The current range of Jewish family education programming embraces parent learning programs paralleling children’s education but on an adult level; joint parent-child workshops or learning units; educational materials for home-based use by families; family educational events in the community; family-based curricula; intensive programming such as family camps and shabbatonim; and outstanding web-based family learning resources.

The promise/limitations of Jewish family education:
The success (as well as the limitations) of Jewish family education have awakened Jewish educators to the need for deeper and more systemic innovation, and have highlighted the crucial link between the synagogue and the congregational school. In theory and practice, Jewish family education is founded upon several critical observations which underscore its importance and point to possible future directions:

1.  Jewish children's education inculcates Jewish identity far more effectively when it occurs within and is reinforced by a family and communal context.  Students find learning more meaningful and relevant when they witness their parent(s) and other adults similarly engaged in exploring their own Jewish identity through learning and practice, and when they observe what they are learning being practiced within a familial and communal context.

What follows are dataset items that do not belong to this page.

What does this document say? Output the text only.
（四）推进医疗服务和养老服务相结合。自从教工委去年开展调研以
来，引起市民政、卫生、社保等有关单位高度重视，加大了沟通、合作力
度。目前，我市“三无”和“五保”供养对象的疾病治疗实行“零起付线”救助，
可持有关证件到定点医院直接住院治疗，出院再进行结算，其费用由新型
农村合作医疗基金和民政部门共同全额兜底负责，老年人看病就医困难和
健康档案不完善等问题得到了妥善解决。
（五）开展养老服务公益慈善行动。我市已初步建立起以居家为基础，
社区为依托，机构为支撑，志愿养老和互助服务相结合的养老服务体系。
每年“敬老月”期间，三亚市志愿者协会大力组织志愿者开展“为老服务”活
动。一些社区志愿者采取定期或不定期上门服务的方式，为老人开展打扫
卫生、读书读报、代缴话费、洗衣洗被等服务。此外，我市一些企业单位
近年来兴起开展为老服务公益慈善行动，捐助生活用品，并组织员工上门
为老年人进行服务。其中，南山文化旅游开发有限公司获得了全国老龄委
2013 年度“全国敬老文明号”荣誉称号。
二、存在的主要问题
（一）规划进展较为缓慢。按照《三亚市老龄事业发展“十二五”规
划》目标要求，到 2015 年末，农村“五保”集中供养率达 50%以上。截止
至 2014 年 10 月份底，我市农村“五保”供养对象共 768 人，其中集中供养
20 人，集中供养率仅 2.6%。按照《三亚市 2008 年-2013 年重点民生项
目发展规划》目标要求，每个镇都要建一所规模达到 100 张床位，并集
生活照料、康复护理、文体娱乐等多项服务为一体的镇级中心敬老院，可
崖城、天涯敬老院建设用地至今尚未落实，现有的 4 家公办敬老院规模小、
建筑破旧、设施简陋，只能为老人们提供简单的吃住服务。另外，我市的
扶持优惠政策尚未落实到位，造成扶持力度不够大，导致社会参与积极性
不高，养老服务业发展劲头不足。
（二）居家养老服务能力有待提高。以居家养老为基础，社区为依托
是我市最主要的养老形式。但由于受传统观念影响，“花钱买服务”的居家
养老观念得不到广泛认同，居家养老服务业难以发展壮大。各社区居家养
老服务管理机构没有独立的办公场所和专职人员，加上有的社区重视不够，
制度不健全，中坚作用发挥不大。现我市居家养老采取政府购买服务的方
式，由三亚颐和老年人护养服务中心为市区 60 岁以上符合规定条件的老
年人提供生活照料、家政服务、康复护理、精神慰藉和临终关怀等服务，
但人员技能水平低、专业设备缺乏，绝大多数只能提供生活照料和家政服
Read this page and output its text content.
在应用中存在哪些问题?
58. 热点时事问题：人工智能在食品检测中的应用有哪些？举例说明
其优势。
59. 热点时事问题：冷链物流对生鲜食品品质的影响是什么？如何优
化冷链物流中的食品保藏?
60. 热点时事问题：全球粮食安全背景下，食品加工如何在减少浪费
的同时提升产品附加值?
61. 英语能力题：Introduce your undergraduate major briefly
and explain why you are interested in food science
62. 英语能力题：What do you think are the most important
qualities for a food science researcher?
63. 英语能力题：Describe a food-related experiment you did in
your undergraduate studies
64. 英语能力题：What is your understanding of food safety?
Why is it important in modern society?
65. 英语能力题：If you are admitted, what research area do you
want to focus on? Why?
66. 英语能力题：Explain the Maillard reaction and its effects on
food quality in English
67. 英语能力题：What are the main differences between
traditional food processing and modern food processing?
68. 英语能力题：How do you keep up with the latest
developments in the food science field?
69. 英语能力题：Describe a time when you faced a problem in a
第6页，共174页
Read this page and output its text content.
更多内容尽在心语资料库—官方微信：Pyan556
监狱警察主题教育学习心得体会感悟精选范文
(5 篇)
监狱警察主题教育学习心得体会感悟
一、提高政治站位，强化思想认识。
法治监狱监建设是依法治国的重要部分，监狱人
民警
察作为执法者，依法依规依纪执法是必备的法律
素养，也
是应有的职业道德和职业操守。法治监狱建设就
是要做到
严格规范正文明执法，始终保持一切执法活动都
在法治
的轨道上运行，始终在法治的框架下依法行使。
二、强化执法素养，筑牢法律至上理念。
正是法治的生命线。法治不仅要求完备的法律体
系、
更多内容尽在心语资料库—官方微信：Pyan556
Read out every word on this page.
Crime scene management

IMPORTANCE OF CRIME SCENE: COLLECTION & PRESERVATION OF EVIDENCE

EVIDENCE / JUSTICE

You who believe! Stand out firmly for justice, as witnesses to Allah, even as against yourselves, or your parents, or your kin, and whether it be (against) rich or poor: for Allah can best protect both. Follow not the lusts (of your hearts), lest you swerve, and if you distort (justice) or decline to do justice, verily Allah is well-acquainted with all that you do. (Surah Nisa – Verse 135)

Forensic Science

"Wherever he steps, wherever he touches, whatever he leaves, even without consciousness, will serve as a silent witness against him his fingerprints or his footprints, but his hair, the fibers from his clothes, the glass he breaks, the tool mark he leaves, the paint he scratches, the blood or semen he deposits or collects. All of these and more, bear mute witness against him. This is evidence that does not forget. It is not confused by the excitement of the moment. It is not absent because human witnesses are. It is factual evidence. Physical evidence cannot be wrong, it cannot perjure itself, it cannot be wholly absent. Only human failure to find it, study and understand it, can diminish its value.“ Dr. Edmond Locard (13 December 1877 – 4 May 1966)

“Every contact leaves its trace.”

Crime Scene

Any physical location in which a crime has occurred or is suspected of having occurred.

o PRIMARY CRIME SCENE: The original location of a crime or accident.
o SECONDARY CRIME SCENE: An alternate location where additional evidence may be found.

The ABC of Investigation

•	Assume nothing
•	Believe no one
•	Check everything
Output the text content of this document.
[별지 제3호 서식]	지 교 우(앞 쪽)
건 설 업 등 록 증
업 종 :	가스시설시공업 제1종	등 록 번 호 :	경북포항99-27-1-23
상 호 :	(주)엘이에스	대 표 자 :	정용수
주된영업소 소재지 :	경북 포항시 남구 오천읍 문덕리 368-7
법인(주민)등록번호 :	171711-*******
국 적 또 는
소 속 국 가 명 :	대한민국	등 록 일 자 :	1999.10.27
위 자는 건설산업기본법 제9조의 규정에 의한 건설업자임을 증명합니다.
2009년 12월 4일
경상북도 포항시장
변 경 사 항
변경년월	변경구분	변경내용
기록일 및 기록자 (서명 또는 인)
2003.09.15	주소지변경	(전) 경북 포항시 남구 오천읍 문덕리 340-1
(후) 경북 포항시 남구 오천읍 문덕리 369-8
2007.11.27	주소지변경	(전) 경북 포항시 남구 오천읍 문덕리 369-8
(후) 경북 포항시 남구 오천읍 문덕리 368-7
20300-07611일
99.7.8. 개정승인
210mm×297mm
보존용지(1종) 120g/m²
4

2.  Children's education is often a significant gateway for Jewish parents to develop a deeper sense of connection as adults with Jewish practice, tradition, and community.  The years of their child’s Jewish education represent the most promising “window of opportunity” to engage Jewish adults; this is when parents may be most open and have greatest access to Jewish resources and community. Too often, parents are not engaged in the process of Jewish growth, either for their children or for themselves, and they are involved only vicariously through their children’s learning. Once adults engage from a sense of parental responsibility, they often recognize their own personal motives for deepening their Jewish learning.

3.  Jewish learning has the power to build community by binding people together in deepened relationships.  Family-oriented Jewish education has the potential to significantly strengthen participants' sense of Jewish community and to revitalize and transform synagogues as institutions.  The active involvement of parents in Jewish learning through family education programming holds important implications for the transformation of congregations generally. Setting family learning in a communal context can dramatically infuse congregations with new energy and build a deeper and more meaningful sense of Jewish community for participants. It can also generate significantly deeper engagement in Jewish communal life generally.

The next frontier of Jewish family-based learning:  synagogue transformation.
The family-oriented approach to Jewish education calls for re-conceptualizing the structure of synagogue life so that it (1) better supports a more integrated vision of Jewish learning and living for parents and children, (2) promotes collaborative leadership between professional and lay leadership, and (3) utilizes the energy generated by a family approach as a lever to strengthen and deepen the congregation’s sense of community.